I don't have a good explanation, maybe tokio is better at small tasks?

mockersf avatar Feb 05 '24 17:02 mockersf

My bad! I wasn't awaiting the join_all properly in my test! I would consider the issue resolved 👍🏻 One last question I have though: what's the idea behind the async endpoint? Is it better than just quickly creating a task and calculating a path inside? 🤔 I think it's the first time I see an async endpoint in any kind of pathfinding library, so I am curious!

skyne98 avatar Feb 06 '24 15:02 skyne98

One last question I have though: what's the idea behind the async endpoint? Is it better than just quickly creating a task and calculating a path inside?

The async endpoint returns Poll::Pending periodically, allowing interrupting the task at an async-scheduler level as well as at the OS-thread level, allowing for cooperative multitasking.
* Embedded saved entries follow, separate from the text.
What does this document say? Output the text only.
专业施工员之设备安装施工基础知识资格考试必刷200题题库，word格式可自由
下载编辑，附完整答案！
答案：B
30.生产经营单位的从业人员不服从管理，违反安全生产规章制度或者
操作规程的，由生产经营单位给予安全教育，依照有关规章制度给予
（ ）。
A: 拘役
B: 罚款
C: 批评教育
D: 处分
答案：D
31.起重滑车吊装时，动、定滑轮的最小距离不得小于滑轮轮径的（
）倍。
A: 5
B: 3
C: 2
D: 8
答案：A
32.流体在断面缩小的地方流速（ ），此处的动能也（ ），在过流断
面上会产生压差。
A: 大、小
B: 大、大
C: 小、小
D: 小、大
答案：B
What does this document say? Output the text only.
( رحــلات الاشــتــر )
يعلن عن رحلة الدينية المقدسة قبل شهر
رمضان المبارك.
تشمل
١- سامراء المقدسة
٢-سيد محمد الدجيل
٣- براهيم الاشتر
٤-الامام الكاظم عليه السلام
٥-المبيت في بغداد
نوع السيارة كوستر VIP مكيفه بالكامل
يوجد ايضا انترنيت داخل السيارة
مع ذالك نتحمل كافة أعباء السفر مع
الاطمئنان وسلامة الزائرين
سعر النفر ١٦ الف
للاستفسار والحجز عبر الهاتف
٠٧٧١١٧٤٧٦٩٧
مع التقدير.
Wrapping a normal function in a task won't allow for interrupting the task as the task is ongoing.

gmorenz avatar Jun 24 '24 14:06 gmorenz

As I'm using Polyanya for video game, blocking on something should be avoided. In Bevy I still use the blocking version in an async task, but that means that I could be limited in the number of pathfinding tasks that can run in parallel.

That said, it's mostly a theoretical point, as I haven't had paths that took long enough to compute to actually block other tasks, but as the pathfinding algorithm has a clear "step" definition that allow to return control to the OS and I like async Rust, I wanted to try to expose an API with it.

when running many pathfinding tasks in parallel:

  • with the blocking API, they'll wait longer to start, but finish faster once started
  • with the async API, they'll start sooner, but finish slower

The async API could also be friendlier to other tasks if you have a lot of other things running in parallel

mockersf avatar Jun 29 '24 08:06 mockersf